重建索引index rebuild online vs offline vs index coalesce vs index shrik space

不一樣的天空w發表於2017-12-13
重建索引:ALTER INDEX..REBUILD ONLINE vs ALTER INDEX..REBUILD:
http://blog.csdn.net/pan_tian/article/details/46563897

深入理解重建索引(原創):
http://czmmiao.iteye.com/blog/1481957

alter index coalesce和alter index rebuild的區別:
http://blog.csdn.net/techchan/article/details/6693275

Alter index coalesce VS shrink space:



什麼時候需要重建索引
1、 刪除的空間沒有重用,導致 索引出現碎片
2、 刪除大量的表資料後,空間沒有重用,導致 索引"虛高"
3、索引的 clustering_facto 和表不一致
也有人認為當索引樹高度超過4的時候需要進行重建,但是如果表數量級較大,自然就不會有較高的樹,而且重建不會改變索引樹高度,除非是由於大量引起的索引樹“虛高”,重建才會改善效能,當然這又回到了索引碎片的問題上了。

關於索引是否需要重建,Oracle有這麼一句話:
Generally speaking, the need to rebuild b-tree indexes is very rare, basically because a b-tree index is largely self-managed or self-balanced.

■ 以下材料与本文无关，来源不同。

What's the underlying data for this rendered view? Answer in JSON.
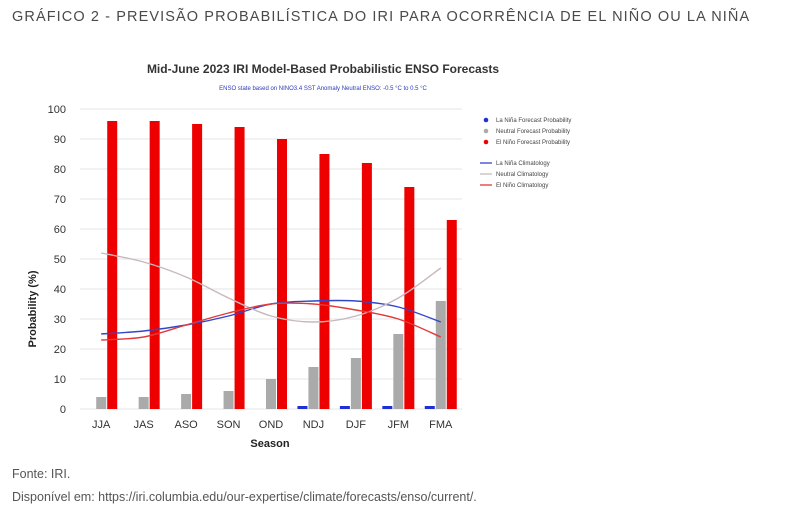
{
  "heading": "GRÁFICO 2 - PREVISÃO PROBABILÍSTICA DO IRI PARA OCORRÊNCIA DE EL NIÑO OU LA NIÑA",
  "source": "Fonte: IRI.",
  "available_at": "Disponível em: https://iri.columbia.edu/our-expertise/climate/forecasts/enso/current/.",
  "chart_data": {
    "type": "bar",
    "title": "Mid-June 2023 IRI Model-Based Probabilistic ENSO Forecasts",
    "subtitle": "ENSO state based on NINO3.4 SST Anomaly Neutral ENSO: -0.5 °C to 0.5 °C",
    "xlabel": "Season",
    "ylabel": "Probability (%)",
    "ylim": [
      0,
      100
    ],
    "yticks": [
      0,
      10,
      20,
      30,
      40,
      50,
      60,
      70,
      80,
      90,
      100
    ],
    "categories": [
      "JJA",
      "JAS",
      "ASO",
      "SON",
      "OND",
      "NDJ",
      "DJF",
      "JFM",
      "FMA"
    ],
    "legend_position": "right",
    "series": [
      {
        "name": "La Niña Forecast Probability",
        "kind": "bar",
        "color": "#1f2fd6",
        "values": [
          0,
          0,
          0,
          0,
          0,
          1,
          1,
          1,
          1
        ]
      },
      {
        "name": "Neutral Forecast Probability",
        "kind": "bar",
        "color": "#aaaaaa",
        "values": [
          4,
          4,
          5,
          6,
          10,
          14,
          17,
          25,
          36
        ]
      },
      {
        "name": "El Niño Forecast Probability",
        "kind": "bar",
        "color": "#ee0000",
        "values": [
          96,
          96,
          95,
          94,
          90,
          85,
          82,
          74,
          63
        ]
      },
      {
        "name": "La Niña Climatology",
        "kind": "line",
        "color": "#3346c9",
        "values": [
          25,
          26,
          28,
          31,
          35,
          36,
          36,
          34,
          29
        ]
      },
      {
        "name": "Neutral Climatology",
        "kind": "line",
        "color": "#c9b8bb",
        "values": [
          52,
          49,
          44,
          37,
          31,
          29,
          31,
          37,
          47
        ]
      },
      {
        "name": "El Niño Climatology",
        "kind": "line",
        "color": "#e03a3a",
        "values": [
          23,
          24,
          28,
          32,
          35,
          35,
          33,
          30,
          24
        ]
      }
    ]
  }
}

另外找到了一篇《When should one perform a rebuild?》分析的比較好的文章
Firstly, if the index value were to have monotonically increasing values
then any deleted space could be a problem as this space may not be reused
(making feature 3 above redundant). However, if sufficient entries are
deleted resulting in index nodes being fully emptied (say via a bulk delete)
then feature 4 would kick in and the deleted space could be reused. The
question now becomes one of *when* would the equivalent amount of index
entries be reinserted from the time of the deletions, as index scans (in all
it's manifestations) would be impacted during this interim period. So
monotonically increasing values *and* sparse deletions would present one
case for an index rebuild. These types of indexes can be identified as
having predominately 90-10 splits rather than the usual 50-50 split.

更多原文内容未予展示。